Moyes, JoJo. The Girl You left Behind. (Penguin Audio 2013).

  • A story about a captivating painting taken during WWI... it’s been done before, but this version is still interesting. What I like best is the detective who is assigned to find the painting ends up falling in love the potential illegitimate owner of the painting. 

___. One Plus One. (Penguin Audio 2014).

  • I always go to Moses when my heart needs warming. This might be one of my favorite books of 2015. It’s not as genius as Fortune Smiles, but it’s a wonderful story about quirky characters doing their damnedest to survive in a world that isn’t always nice. 

Ng, Celeste. Everything I Never Told You. 

  • h my gosh. This is an amazing story. It's about a Chinese American girl who drowns, and what led to her death, how her family reacts. The characters are wonderful and deep. They each develop and grow as you read the story. There were multiple times that I sat in my car after driving to school to keep listening for a few more minutes. 

Rash, Ron. Above a Waterfall. (Harper Audio 2015).

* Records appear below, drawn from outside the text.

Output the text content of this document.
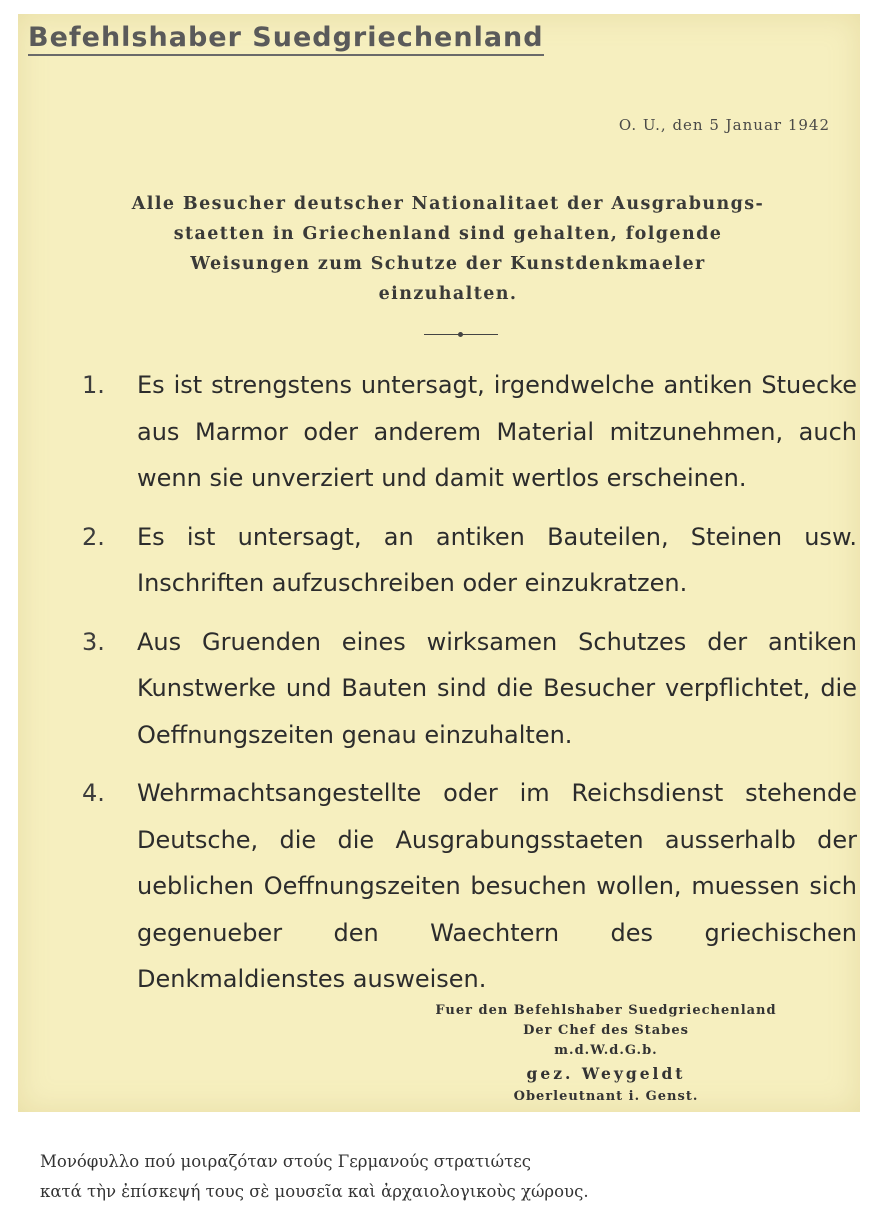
Befehlshaber Suedgriechenland
O. U., den 5 Januar 1942
Alle Besucher deutscher Nationalitaet der Ausgrabungs-
staetten in Griechenland sind gehalten, folgende
Weisungen zum Schutze der Kunstdenkmaeler
einzuhalten.
1.	Es ist strengstens untersagt, irgendwelche antiken Stuecke aus Marmor oder anderem Material mitzunehmen, auch wenn sie unverziert und damit wertlos erscheinen.
2.	Es ist untersagt, an antiken Bauteilen, Steinen usw. Inschriften aufzuschreiben oder einzukratzen.
3.	Aus Gruenden eines wirksamen Schutzes der antiken Kunstwerke und Bauten sind die Besucher verpflichtet, die Oeffnungszeiten genau einzuhalten.
4.	Wehrmachtsangestellte oder im Reichsdienst stehende Deutsche, die die Ausgrabungsstaeten ausserhalb der ueblichen Oeffnungszeiten besuchen wollen, muessen sich gegenueber den Waechtern des griechischen Denkmaldienstes ausweisen.
Fuer den Befehlshaber Suedgriechenland
Der Chef des Stabes
m.d.W.d.G.b.
gez. Weygeldt
Oberleutnant i. Genst.
Μονόφυλλο πού μοιραζόταν στούς Γερμανούς στρατιώτες
κατά τὴν ἐπίσκεψή τους σὲ μουσεῖα καὶ ἀρχαιολογικοὺς χώρους.
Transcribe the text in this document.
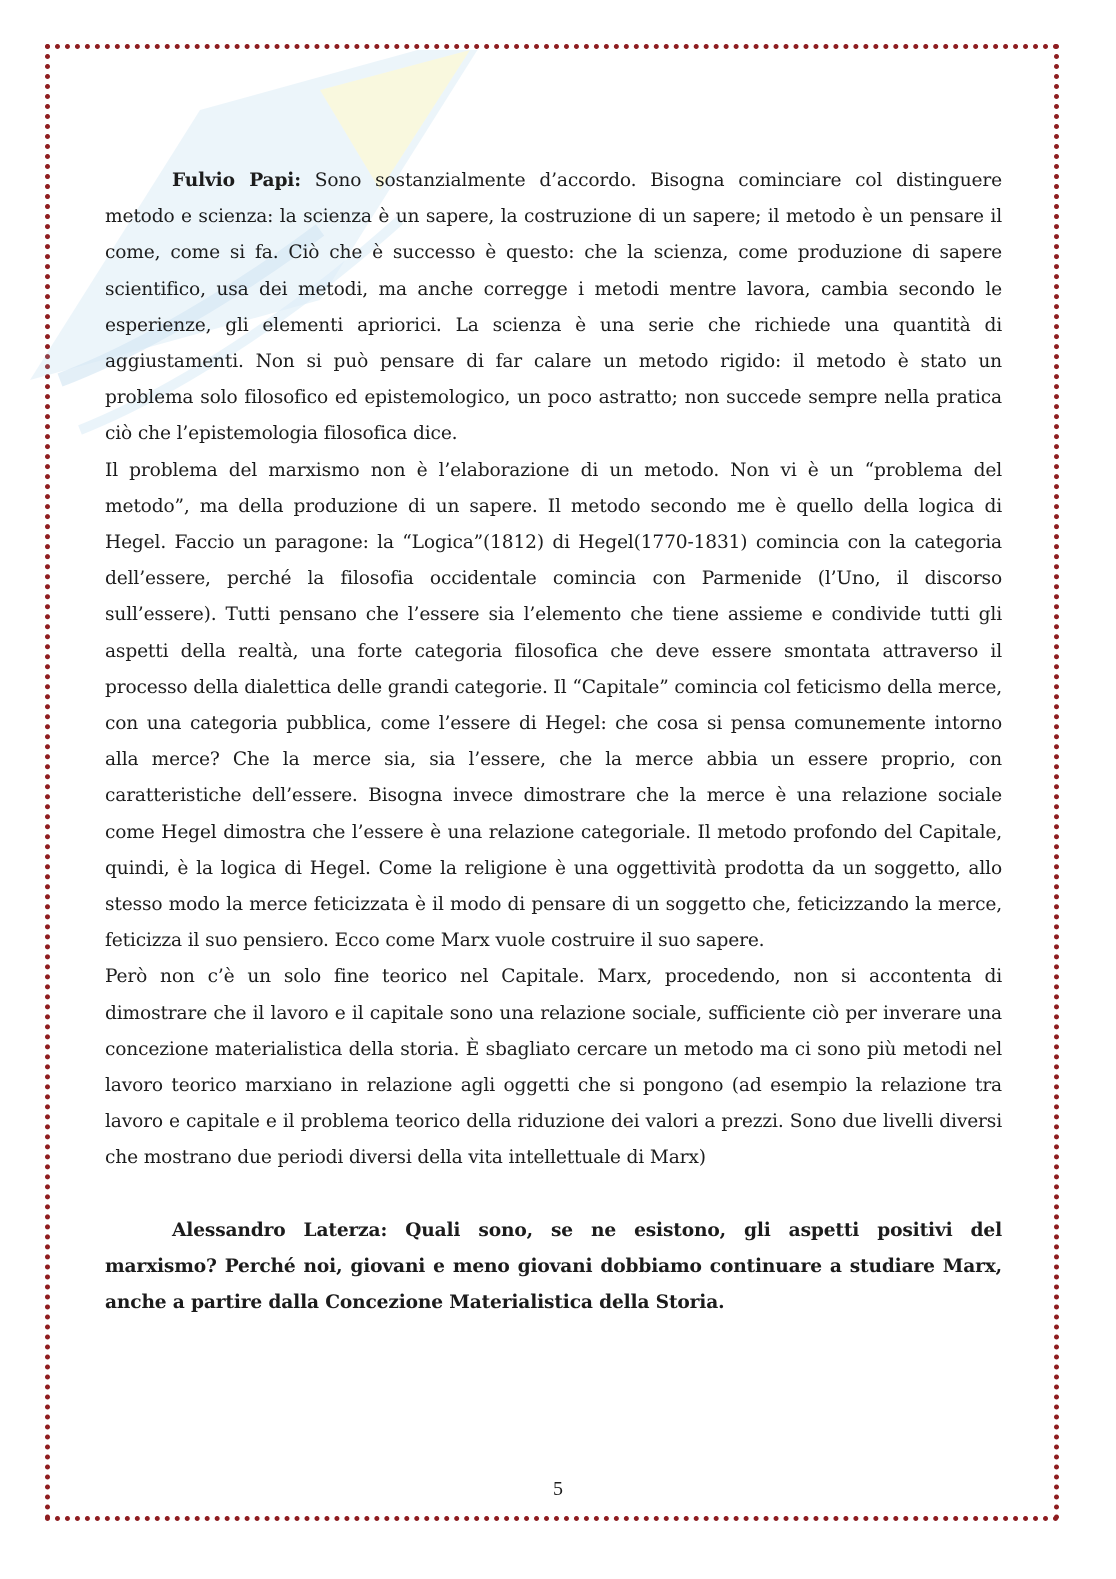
Fulvio Papi: Sono sostanzialmente d’accordo. Bisogna cominciare col distinguere metodo e scienza: la scienza è un sapere, la costruzione di un sapere; il metodo è un pensare il come, come si fa. Ciò che è successo è questo: che la scienza, come produzione di sapere scientifico, usa dei metodi, ma anche corregge i metodi mentre lavora, cambia secondo le esperienze, gli elementi apriorici. La scienza è una serie che richiede una quantità di aggiustamenti. Non si può pensare di far calare un metodo rigido: il metodo è stato un problema solo filosofico ed epistemologico, un poco astratto; non succede sempre nella pratica ciò che l’epistemologia filosofica dice.

Il problema del marxismo non è l’elaborazione di un metodo. Non vi è un “problema del metodo”, ma della produzione di un sapere. Il metodo secondo me è quello della logica di Hegel. Faccio un paragone: la “Logica”(1812) di Hegel(1770-1831) comincia con la categoria dell’essere, perché la filosofia occidentale comincia con Parmenide (l’Uno, il discorso sull’essere). Tutti pensano che l’essere sia l’elemento che tiene assieme e condivide tutti gli aspetti della realtà, una forte categoria filosofica che deve essere smontata attraverso il processo della dialettica delle grandi categorie. Il “Capitale” comincia col feticismo della merce, con una categoria pubblica, come l’essere di Hegel: che cosa si pensa comunemente intorno alla merce? Che la merce sia, sia l’essere, che la merce abbia un essere proprio, con caratteristiche dell’essere. Bisogna invece dimostrare che la merce è una relazione sociale come Hegel dimostra che l’essere è una relazione categoriale. Il metodo profondo del Capitale, quindi, è la logica di Hegel. Come la religione è una oggettività prodotta da un soggetto, allo stesso modo la merce feticizzata è il modo di pensare di un soggetto che, feticizzando la merce, feticizza il suo pensiero. Ecco come Marx vuole costruire il suo sapere.

Però non c’è un solo fine teorico nel Capitale. Marx, procedendo, non si accontenta di dimostrare che il lavoro e il capitale sono una relazione sociale, sufficiente ciò per inverare una concezione materialistica della storia. È sbagliato cercare un metodo ma ci sono più metodi nel lavoro teorico marxiano in relazione agli oggetti che si pongono (ad esempio la relazione tra lavoro e capitale e il problema teorico della riduzione dei valori a prezzi. Sono due livelli diversi che mostrano due periodi diversi della vita intellettuale di Marx)

Alessandro Laterza: Quali sono, se ne esistono, gli aspetti positivi del marxismo? Perché noi, giovani e meno giovani dobbiamo continuare a studiare Marx, anche a partire dalla Concezione Materialistica della Storia.

5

  • I was not impressed, and I usually really like Rash. Unfortunately, I didn’t love these characters as much as others. They were just trying to be moral, and that wasn’t quite enough. I reread “Dead Confederates” this year, and that story is just so much better. 

Shannon, Samantha. The Mime Order. (Bloomsbury USA 2015). 

  • This is the sequel to The Bone Season, and I picked it up on a snow day, and read right through it. I loved it. I love Shannon's world and it's rules and, especially, how Paige uses her strength to break all the rules and make this urban dystopia a little bit more tolerant. 

Stryon, William. Lie Down in Darkness. (Vintage 1992).

  • This is a great Southern gothic novel. And all of the characters are unlikable. If you like Southern lit., and haven’t read any Stryon yet, you need to read this. 

Tartt, Donna. The Goldfinch. 

  • The Goldfinch is not a beach read, but I actually read it twice. While it's not an epic, it spans the life of the main character. And the things he goes through! Wade through this one; it's worth it.